Samen tot inrichting komen
Om samen tot de juiste inrichting van het ECD te komen, zijn tal van workshops georganiseerd met de verschillende gebruikers. “We hebben daarvoor een uitvraag gedaan binnen de organisatie en gelukkig waren er veel collega’s die wilden meedenken en -doen. Zij hebben meegedacht, meegekeken, getoetst enzovoorts. Zo zijn we gekomen tot een proefinrichting, die we wilden testen door middel van een pilot. Er kwamen aanmeldingen voor de pilot vanuit verschillende locaties. We kozen voor Zeeuws-Vlaanderen, omdat daar alle doelgroepen vertegenwoordigd zijn. De pilot startte 3 oktober 2022. Daarvoor was iedereen in deze regio getraind om met het nieuwe ECD te werken.”

700 medewerkers trainen
De pilot maakte het mogelijk om de eerste kinderziektes uit het systeem te halen.
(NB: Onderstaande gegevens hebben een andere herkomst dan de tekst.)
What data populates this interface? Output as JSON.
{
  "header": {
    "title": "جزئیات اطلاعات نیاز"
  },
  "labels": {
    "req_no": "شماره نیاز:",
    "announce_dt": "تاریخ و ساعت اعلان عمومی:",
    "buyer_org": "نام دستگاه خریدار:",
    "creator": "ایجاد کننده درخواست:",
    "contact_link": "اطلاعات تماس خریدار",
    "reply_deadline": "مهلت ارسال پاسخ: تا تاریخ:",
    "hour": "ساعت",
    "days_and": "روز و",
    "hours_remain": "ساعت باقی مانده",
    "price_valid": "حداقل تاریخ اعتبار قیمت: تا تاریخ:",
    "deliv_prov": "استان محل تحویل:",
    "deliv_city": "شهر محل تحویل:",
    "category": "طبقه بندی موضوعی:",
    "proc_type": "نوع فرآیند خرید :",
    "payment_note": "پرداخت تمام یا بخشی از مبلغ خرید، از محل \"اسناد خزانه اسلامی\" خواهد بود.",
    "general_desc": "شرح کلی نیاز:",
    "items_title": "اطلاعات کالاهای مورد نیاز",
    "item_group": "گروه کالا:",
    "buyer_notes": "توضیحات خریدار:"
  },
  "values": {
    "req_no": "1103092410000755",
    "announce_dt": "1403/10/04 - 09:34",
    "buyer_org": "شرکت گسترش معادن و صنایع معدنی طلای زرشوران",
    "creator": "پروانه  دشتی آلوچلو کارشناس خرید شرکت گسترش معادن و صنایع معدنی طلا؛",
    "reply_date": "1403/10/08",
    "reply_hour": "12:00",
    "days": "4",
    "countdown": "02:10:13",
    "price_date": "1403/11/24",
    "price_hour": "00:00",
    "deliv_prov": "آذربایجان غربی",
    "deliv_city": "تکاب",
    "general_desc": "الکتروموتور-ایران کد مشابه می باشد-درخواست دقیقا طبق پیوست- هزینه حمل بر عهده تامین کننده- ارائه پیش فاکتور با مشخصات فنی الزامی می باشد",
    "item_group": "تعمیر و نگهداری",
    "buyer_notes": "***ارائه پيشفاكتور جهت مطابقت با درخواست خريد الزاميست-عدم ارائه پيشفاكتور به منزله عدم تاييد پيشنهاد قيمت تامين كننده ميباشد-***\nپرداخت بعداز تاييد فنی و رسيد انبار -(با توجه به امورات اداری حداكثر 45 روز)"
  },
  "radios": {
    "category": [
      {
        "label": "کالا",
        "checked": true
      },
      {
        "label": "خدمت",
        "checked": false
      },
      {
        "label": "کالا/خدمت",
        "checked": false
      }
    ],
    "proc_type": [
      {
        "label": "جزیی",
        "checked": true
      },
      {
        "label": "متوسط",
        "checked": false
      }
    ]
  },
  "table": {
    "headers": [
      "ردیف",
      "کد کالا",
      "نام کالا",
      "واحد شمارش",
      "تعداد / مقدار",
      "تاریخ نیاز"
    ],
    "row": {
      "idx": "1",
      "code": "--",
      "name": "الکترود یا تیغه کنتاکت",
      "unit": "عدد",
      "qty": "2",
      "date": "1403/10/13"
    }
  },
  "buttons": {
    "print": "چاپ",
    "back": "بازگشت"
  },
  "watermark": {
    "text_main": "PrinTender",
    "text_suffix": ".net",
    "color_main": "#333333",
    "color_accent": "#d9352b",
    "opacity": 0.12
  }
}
Maartje: “De collega’s in Zeeuws-Vlaanderen werken sinds deze pilot met het nieuwe ECD. We varen écht op hun ervaringen en feedback en komen tot op de dag van vandaag nog verbeterpunten tegen.” Valesca vertelt dat gelijktijdig in november is gestart met het trainen van de 700 medewerkers van Gors. Zij en Maartje zijn enthousiast over het feit dat tal van medewerkers zich hebben opgeworpen als trainer. “Het is super dat collega’s dit naast hun werk willen doen”, aldus Maartje. “We zijn zelf ook trainer en dat is goed. We horen zo direct uit eerste hand waar mensen tegenaan lopen.”

Klaar voor de start
De uiteindelijke start van het nieuwe ECD zal plaatsvinden op 2 januari 2023. Maartje en Valesca vertellen dat sprake zal zijn van een zo volledig mogelijke conversie, maar niet alles gaat mee naar Pluriform Zorg. Om die reden blijft het archief van PlanCare beschikbaar. “Het is fijn om met een soort van schone lei te beginnen.” Terugkijkend zijn Valesca en Maartje tevreden met de stappen die tot nu toe gezet zijn. Maartje plaatst één kanttekening: “We hadden wellicht meer onze eigen werkprocessen als leidraad moeten nemen in plaats van de inrichting van het systeem. Daardoor moeten we nu wat meer aanpassen aan onze processen en dat kost tijd.”

Betere zorg
Dat het nieuwe ECD zal leiden tot meer kwaliteit van zorg en een lastenverlichting voor de medewerkers is volgens Valesca en Maartje een feit. “Het nieuwe ECD is zoveel gebruikersvriendelijker, dat medewerkers op termijn minder tijd aan administratieve lasten kwijt zullen zijn. Zo kun je onderling makkelijker communiceren, komen er automatische signaleringen en kun je zaken veel makkelijker terugvinden. Bovendien, nu er meer medewerkers planverantwoordelijke zijn, zullen er ook meer en betere gesprekken ontstaan over de zorg. Medewerkers voelen zich daardoor meer betrokken bij de cliënten. Er is meer inhoudelijke verdieping en de lijnen zijn kort. In die zin komt het ECD de kwaliteit van zorg ten goede.”

Implementatie
Maartje en Valesca hebben de implementatie voorbereid, van te voren weten ze al dat die ongetwijfeld met veel vragen gepaard zal gaan. “Het nieuwe ECD is gebruikersvriendelijk en intuïtief. Toch zullen veel mensen in die eerste weken tegen vragen aanlopen. We zullen de eerste weken veel langs de locaties gaan om de teams te ondersteunen bij het gebruik van het nieuwe ECD. Daarnaast hebben we een goede helpdesk. Bovendien, de trainers en wij zijn allemaal goed bereikbaar, onder andere telefonisch en via e-mail.”